How do top traders operate? They stay calm during sudden surges and sharp crashes. They won’t be led around by “FOMO,” “all-in,” “full position,” or “doubling dreams.” Instead, they spot the right opportunities, size their positions reasonably, and hold steady— with the discipline to cut losses when needed. The calmer you are, the more likely you are to survive; the more self-disciplined you are, the more likely you are to make big money. The market never lacks opportunities—what’s missing is whether you can withstand pressure, hold your ground, and let go. What truly widens the gap is the cultivation beyond trading.

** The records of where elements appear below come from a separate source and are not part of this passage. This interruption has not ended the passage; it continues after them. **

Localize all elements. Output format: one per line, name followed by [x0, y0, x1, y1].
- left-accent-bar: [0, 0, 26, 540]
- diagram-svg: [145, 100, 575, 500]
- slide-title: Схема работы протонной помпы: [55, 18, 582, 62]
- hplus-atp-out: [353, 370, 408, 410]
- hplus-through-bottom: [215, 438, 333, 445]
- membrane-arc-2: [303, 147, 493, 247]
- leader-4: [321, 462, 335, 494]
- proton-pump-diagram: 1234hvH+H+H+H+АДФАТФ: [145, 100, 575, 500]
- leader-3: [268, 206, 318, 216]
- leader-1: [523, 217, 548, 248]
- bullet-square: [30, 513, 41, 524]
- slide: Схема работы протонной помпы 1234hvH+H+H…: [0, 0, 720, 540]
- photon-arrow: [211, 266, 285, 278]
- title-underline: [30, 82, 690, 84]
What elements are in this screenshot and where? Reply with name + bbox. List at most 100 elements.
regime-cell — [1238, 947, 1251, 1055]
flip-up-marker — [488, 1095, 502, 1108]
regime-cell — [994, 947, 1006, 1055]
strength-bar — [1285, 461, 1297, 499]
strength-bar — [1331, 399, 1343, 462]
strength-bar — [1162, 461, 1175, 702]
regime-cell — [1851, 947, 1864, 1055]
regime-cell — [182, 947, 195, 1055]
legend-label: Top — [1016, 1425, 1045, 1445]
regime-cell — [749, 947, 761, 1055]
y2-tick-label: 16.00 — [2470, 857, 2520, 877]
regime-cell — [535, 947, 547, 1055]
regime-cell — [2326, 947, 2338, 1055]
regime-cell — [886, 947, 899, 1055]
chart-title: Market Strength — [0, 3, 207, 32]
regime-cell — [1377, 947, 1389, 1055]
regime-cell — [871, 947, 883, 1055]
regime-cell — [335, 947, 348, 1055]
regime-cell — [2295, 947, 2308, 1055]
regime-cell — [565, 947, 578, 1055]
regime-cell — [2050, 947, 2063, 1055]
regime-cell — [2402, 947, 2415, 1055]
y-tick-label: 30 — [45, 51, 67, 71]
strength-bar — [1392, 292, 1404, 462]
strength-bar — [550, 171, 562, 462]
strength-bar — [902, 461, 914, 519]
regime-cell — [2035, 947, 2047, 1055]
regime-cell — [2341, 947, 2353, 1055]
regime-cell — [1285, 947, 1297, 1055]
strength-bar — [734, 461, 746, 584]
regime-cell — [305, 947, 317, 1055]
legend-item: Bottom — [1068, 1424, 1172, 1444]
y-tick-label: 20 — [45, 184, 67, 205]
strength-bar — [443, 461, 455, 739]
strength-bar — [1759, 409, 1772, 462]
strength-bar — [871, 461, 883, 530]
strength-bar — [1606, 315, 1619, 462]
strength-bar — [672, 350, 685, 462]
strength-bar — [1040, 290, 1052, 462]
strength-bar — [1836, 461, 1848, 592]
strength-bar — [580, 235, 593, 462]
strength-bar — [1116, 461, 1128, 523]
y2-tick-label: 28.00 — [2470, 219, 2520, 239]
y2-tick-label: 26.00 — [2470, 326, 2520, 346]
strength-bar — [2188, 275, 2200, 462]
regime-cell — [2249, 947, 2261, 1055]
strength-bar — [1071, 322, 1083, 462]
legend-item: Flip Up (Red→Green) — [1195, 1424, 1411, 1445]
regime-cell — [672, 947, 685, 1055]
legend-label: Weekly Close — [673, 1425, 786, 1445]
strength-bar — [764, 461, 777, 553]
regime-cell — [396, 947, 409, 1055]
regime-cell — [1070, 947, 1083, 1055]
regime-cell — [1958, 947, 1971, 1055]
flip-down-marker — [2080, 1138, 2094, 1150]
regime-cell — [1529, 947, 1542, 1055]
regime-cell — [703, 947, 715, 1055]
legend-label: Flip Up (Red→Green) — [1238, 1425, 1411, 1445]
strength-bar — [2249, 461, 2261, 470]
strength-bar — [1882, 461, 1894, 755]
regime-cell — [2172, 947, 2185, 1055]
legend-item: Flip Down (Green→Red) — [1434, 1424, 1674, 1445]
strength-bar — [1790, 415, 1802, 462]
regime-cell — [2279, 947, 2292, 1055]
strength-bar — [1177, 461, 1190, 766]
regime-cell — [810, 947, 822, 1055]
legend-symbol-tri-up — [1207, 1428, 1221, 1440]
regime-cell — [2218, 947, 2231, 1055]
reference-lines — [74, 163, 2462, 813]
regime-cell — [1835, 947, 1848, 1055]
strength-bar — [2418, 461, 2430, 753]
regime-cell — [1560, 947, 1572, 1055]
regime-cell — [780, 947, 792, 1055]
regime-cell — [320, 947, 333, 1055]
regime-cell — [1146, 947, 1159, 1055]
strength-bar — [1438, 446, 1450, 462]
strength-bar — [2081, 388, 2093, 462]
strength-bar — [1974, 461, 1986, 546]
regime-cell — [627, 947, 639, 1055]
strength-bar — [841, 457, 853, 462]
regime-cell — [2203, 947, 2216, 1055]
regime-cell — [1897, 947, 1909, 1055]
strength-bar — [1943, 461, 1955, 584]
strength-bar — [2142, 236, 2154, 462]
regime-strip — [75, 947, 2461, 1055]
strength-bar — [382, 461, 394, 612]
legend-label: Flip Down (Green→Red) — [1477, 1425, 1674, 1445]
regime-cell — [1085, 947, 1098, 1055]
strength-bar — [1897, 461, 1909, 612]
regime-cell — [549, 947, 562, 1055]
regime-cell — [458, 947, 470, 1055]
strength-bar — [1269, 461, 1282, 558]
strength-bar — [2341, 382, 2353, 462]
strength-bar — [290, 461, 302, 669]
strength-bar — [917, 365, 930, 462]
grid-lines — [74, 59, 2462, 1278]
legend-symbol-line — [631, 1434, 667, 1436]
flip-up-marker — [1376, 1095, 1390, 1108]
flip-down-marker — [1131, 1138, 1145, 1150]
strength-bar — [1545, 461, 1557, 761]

For friends who feel lost when placing trades, for friends who want to get back to breakeven, and for those who want to double their money— keep it tight with Brother Mao Ge’s early planning.
ETH keeps falling, waiting for Black Friday, eating big meat!!
If you’re still confused about trading and want to completely say goodbye to losses in 2026, turn it around, and steadily profit, Cat Brother is here—come chat with me!
#TNSR fans, in 4 hours straight up—252U in hand. Even with a small capital, you can still have big dreams Go do 1,000,000🤖🤑🤑🤑 If you’re still confused about trading, and you want to completely say goodbye to losses and get back on track in 2026—earn steadily and profitably, Cat Brother is waiting for you to chat!
#ETH The Black Friday you can’t escape—the most likely point for big negative surprises! One sentence from the Fed—“Don’t rush to cut rates; instead, increase import tariffs”—is effectively smashing both expectations and confidence at the same time. Yesterday you were still wondering whether it might break through 1650; today you wake up and it directly drops you to 1520, telling you: don’t dream. The real opportunity won’t show up on trending headlines, but within this roar of panic—whoever dares to enter with fear under control can be the one to taste the first mouthful of the next rebound counterattack. Short from the current price with a first position, to catch profits
In this kind of market, how should you play the crypto market?
The market has always been like this—it will always have bull markets and bear markets. This is the first principle of trading in crypto. Major coins, major exchanges. Many new beginners have already developed the wrong mindset when they enter the space. Either go big or go home, or mess around with so-called 100x coins. But the most important missing quality is that they need patience. The myth of getting rich overnight exists in crypto—but not that much. Most people want to make money, and end up becoming fuel.
Log in to explore more content
Join global crypto users on Binance Square
⚡️ Get latest and useful information about crypto.